Robert Dvorak accepted a position in the Music Department at Chicago Teachers College. However, the untimely death in the summer of 1953 of his high school music director-mentor, Louis Blaha, precipitated his becoming the Head of the Music Department of J. S. Morton College and High School. This administrative-teaching position was paved by Blaha himself who with his students already had been performing many of Robert Dvorak’’s band compositions such as “Concerto for Trumpet” and “Concerto for Trombone and Band.” And so, influenced by popular demand, Robert Dvorak became the Director of Fine Arts for the J. Sterling Morton College and High Schools of Cicero and Berwyn, Illinois, a post he held from 1953 to 1980. This was an instructional complex in the western suburbs of Chicago serving the six townships of Cicero, Berwyn, Lyons, Stickney, Fairview, and McCook. His Visual Arts and Music Staff consisted of full-time teachers plus vocal and instrumental specialists including Chicago Symphony players who gave private lessons and coached sections of the outstanding Morton District’’s Symphony Orchestra and the Concert Band.

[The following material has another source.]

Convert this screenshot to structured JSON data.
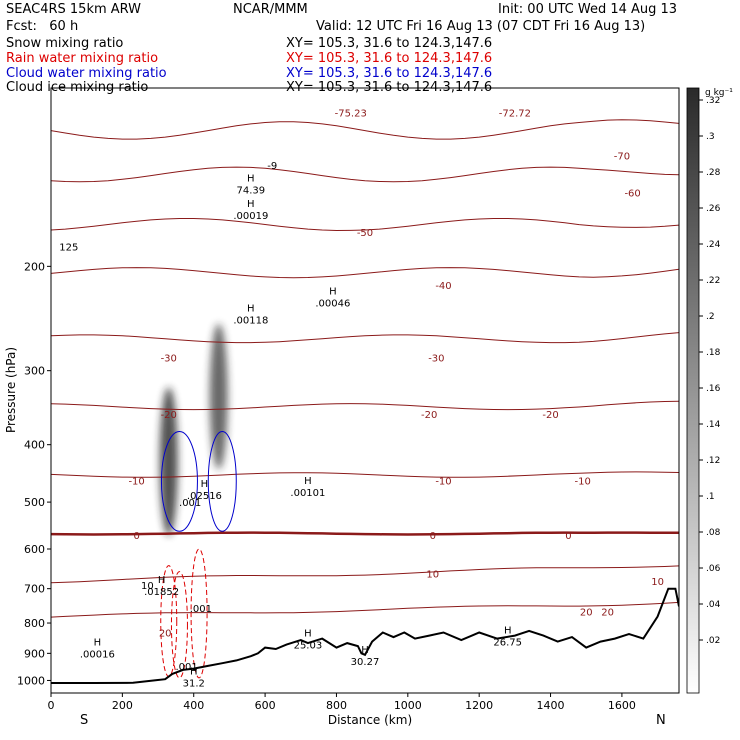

In 1955, Mr. Dvorak founded and directed a summer youth music camp at Camp Lake, Wisconsin, for incoming first-year music students and high school students. The project was co-sponsored by the district school board and an organization of music parents, some of whom also served as counselors in the camp. The project continued to function successfully even following his retirement in 1980. For three summers, Dvorak also taught at the National Music Camp at Interlochen, Michigan. He conducted the National High School chorus and taught music theory and music appreciation.

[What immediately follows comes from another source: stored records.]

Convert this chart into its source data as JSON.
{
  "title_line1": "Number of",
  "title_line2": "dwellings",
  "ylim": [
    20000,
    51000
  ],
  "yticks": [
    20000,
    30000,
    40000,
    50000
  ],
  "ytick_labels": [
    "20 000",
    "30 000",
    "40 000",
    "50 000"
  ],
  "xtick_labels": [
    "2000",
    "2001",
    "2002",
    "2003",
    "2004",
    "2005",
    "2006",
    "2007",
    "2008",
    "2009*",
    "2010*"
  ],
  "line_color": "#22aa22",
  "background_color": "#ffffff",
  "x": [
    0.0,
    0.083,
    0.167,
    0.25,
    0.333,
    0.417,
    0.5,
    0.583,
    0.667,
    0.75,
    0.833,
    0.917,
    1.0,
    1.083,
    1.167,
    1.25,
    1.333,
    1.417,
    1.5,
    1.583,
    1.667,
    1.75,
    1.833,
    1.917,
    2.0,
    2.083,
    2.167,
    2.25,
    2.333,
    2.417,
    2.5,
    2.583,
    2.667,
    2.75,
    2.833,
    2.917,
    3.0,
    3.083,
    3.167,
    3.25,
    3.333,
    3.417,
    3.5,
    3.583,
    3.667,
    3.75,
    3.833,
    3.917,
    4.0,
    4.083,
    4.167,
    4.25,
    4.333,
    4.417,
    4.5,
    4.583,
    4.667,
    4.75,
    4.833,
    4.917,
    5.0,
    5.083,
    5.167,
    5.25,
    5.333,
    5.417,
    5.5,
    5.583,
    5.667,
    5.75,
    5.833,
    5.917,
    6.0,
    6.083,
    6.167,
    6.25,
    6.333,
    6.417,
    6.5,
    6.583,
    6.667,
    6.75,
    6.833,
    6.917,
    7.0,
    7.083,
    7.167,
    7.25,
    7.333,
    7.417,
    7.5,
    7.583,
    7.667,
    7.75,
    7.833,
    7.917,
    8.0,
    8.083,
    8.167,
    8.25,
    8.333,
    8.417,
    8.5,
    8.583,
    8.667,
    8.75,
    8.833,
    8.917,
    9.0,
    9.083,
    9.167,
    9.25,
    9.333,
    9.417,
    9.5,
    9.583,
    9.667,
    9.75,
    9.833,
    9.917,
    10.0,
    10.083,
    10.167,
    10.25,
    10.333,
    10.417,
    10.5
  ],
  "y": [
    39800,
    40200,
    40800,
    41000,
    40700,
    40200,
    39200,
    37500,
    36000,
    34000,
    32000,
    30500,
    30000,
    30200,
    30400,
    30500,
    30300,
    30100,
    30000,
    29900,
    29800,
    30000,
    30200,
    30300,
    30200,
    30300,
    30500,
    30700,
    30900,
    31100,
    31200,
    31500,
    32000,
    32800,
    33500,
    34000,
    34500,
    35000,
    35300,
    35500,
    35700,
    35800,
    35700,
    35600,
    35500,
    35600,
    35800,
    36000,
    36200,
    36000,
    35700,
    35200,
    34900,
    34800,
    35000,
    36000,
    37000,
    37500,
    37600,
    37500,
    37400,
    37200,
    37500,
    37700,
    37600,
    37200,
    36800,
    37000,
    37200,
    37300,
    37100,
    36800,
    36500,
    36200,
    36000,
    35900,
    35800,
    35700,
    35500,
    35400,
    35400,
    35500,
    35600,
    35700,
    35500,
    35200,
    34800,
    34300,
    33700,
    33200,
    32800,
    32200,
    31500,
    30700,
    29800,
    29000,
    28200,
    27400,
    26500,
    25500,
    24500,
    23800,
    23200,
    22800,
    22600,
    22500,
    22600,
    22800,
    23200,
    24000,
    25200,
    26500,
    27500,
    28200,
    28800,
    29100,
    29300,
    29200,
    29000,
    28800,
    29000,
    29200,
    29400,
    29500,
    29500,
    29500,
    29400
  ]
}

From 1966-1969, Robert Dvorak served two terms as President of the Illinois Music Educators Association. During that term, he encouraged and guided 300 specially selected Illinois All-State students to France to perform for the International Society for Music Education Conference held in 1969. The audience, representing over 50 nations, included many Communist countries. This being 1969, it was not surprising that many in attendance suspected clever political motives and CIA connections after hearing the Illinois All-Staters’ superior performance of the music of living mid-western American composers. Following this experience, he was elected President of the Chicago and Midwest Chapter of the International Society for Contemporary Music and served for two terms (1970-1974). Focusing on the Morton Schools once again, Dvorak enjoyed taking his students, as well as community members, on a music appreciation and performance tour to Czechoslovakia, Austria, and Hungary in 1975.

Because Chicago was often the site of many conventions hosted by the professional organizations of which he was a part as well as other music groups, Mr. Dvorak usually assisted with some type of leadership role. He is a member of the American Society for Composers, Authors and Publishers (ASCAP). The recipient of numerous honors, he values most that the music educators and professional musicians of Illinois selected him to be their 1976 Illinois Bicentennial Composer.

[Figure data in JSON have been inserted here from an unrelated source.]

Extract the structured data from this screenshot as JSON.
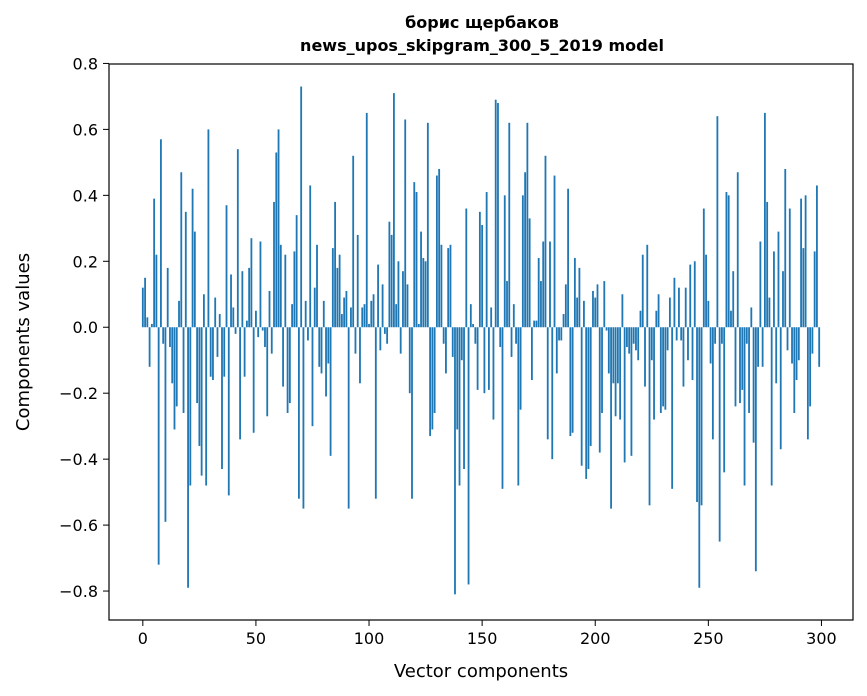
{
  "chart_data": {
    "type": "bar",
    "title": [
      "борис щербаков",
      "news_upos_skipgram_300_5_2019 model"
    ],
    "xlabel": "Vector components",
    "ylabel": "Components values",
    "xlim": [
      -14.95,
      313.95
    ],
    "ylim": [
      -0.8878,
      0.7983
    ],
    "xticks": [
      0,
      50,
      100,
      150,
      200,
      250,
      300
    ],
    "xtick_labels": [
      "0",
      "50",
      "100",
      "150",
      "200",
      "250",
      "300"
    ],
    "yticks": [
      -0.8,
      -0.6,
      -0.4,
      -0.2,
      0.0,
      0.2,
      0.4,
      0.6,
      0.8
    ],
    "ytick_labels": [
      "−0.8",
      "−0.6",
      "−0.4",
      "−0.2",
      "0.0",
      "0.2",
      "0.4",
      "0.6",
      "0.8"
    ],
    "grid": false,
    "bar_color": "#1f77b4",
    "x": "0..299 (component index)",
    "values": [
      0.12,
      0.15,
      0.03,
      -0.12,
      0.01,
      0.39,
      0.22,
      -0.72,
      0.57,
      -0.05,
      -0.59,
      0.18,
      -0.06,
      -0.17,
      -0.31,
      -0.24,
      0.08,
      0.47,
      -0.26,
      0.35,
      -0.79,
      -0.48,
      0.42,
      0.29,
      -0.23,
      -0.36,
      -0.45,
      0.1,
      -0.48,
      0.6,
      -0.15,
      -0.16,
      0.09,
      -0.09,
      0.04,
      -0.43,
      -0.15,
      0.37,
      -0.51,
      0.16,
      0.06,
      -0.02,
      0.54,
      -0.34,
      0.17,
      -0.15,
      0.02,
      0.18,
      0.27,
      -0.32,
      0.05,
      -0.03,
      0.26,
      -0.01,
      -0.06,
      -0.27,
      0.11,
      -0.08,
      0.38,
      0.53,
      0.6,
      0.25,
      -0.18,
      0.22,
      -0.26,
      -0.23,
      0.07,
      0.23,
      0.34,
      -0.52,
      0.73,
      -0.55,
      0.08,
      -0.04,
      0.43,
      -0.3,
      0.12,
      0.25,
      -0.12,
      -0.14,
      0.08,
      -0.21,
      -0.11,
      -0.39,
      0.24,
      0.38,
      0.18,
      0.22,
      0.04,
      0.09,
      0.11,
      -0.55,
      0.06,
      0.52,
      -0.08,
      0.28,
      -0.17,
      0.06,
      0.07,
      0.65,
      0.01,
      0.08,
      0.1,
      -0.52,
      0.19,
      -0.07,
      0.13,
      -0.02,
      -0.05,
      0.32,
      0.28,
      0.71,
      0.07,
      0.2,
      -0.08,
      0.17,
      0.63,
      0.13,
      -0.2,
      -0.52,
      0.44,
      0.41,
      0.01,
      0.29,
      0.21,
      0.2,
      0.62,
      -0.33,
      -0.31,
      -0.26,
      0.46,
      0.48,
      0.25,
      -0.05,
      -0.14,
      0.24,
      0.25,
      -0.09,
      -0.81,
      -0.31,
      -0.48,
      -0.1,
      -0.43,
      0.36,
      -0.78,
      0.07,
      0.01,
      -0.05,
      -0.19,
      0.35,
      0.31,
      -0.2,
      0.41,
      -0.19,
      0.06,
      -0.28,
      0.69,
      0.68,
      -0.06,
      -0.49,
      0.4,
      0.14,
      0.62,
      -0.09,
      0.07,
      -0.05,
      -0.48,
      -0.25,
      0.4,
      0.47,
      0.62,
      0.33,
      -0.16,
      0.02,
      0.02,
      0.21,
      0.14,
      0.26,
      0.52,
      -0.34,
      0.26,
      -0.4,
      0.46,
      -0.14,
      -0.04,
      -0.04,
      0.04,
      0.13,
      0.42,
      -0.33,
      -0.32,
      0.21,
      0.09,
      0.18,
      -0.42,
      0.08,
      -0.46,
      -0.43,
      -0.36,
      0.11,
      0.09,
      0.13,
      -0.38,
      -0.26,
      0.14,
      -0.01,
      -0.14,
      -0.55,
      -0.17,
      -0.27,
      -0.17,
      -0.28,
      0.1,
      -0.41,
      -0.06,
      -0.08,
      -0.39,
      -0.05,
      -0.07,
      -0.1,
      0.05,
      0.22,
      -0.18,
      0.25,
      -0.54,
      -0.1,
      -0.28,
      0.05,
      0.1,
      -0.26,
      -0.24,
      -0.25,
      -0.07,
      0.09,
      -0.49,
      0.15,
      -0.04,
      0.12,
      -0.04,
      -0.18,
      0.12,
      -0.1,
      0.19,
      -0.16,
      0.2,
      -0.53,
      -0.79,
      -0.54,
      0.36,
      0.22,
      0.08,
      -0.11,
      -0.34,
      -0.05,
      0.64,
      -0.65,
      -0.05,
      -0.44,
      0.41,
      0.4,
      0.05,
      0.17,
      -0.24,
      0.47,
      -0.23,
      -0.19,
      -0.48,
      -0.05,
      -0.26,
      0.06,
      -0.35,
      -0.74,
      -0.12,
      0.26,
      -0.12,
      0.65,
      0.38,
      0.09,
      -0.48,
      0.23,
      -0.17,
      0.29,
      -0.37,
      0.17,
      0.48,
      -0.07,
      0.36,
      -0.11,
      -0.26,
      -0.16,
      -0.1,
      0.39,
      0.24,
      0.4,
      -0.34,
      -0.24,
      -0.08,
      0.23,
      0.43,
      -0.12
    ]
  }
}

Mr. Dvorak’’s musical life included performing as a pianist, French horn player, and accompanist in vocal and instrumental recitals, and theatre pit orchestras. As an organist and choir director or both, he served in churches of different denominations. He guest conducted vocal and instrumental festivals of combined groups of high schools, and appeared in that capacity on many college campuses. He also lectured on various topics dealing with music and performance. Living in London for four summers brought much enrichment to him through contacts with musicians and enjoyment of symphony, opera, ballet, musicals, plays, band concerts in the park, and art exhibits. Composition studies in New York with Vittorio Giannini at the Juilliard School of Music and in Fontainebleau and Paris with Mlle. Nadia Boulanger, contributed much to his value as a teacher, as a practicing musician, and as a composer.

Since 1990, Robert J. Dvorak lives close to his —son, Robert H., and two grandchildren in Richmond, Texas— , and pursues his “passion” which is composing meaningful music and participating in the Czech Cultural Center Houston.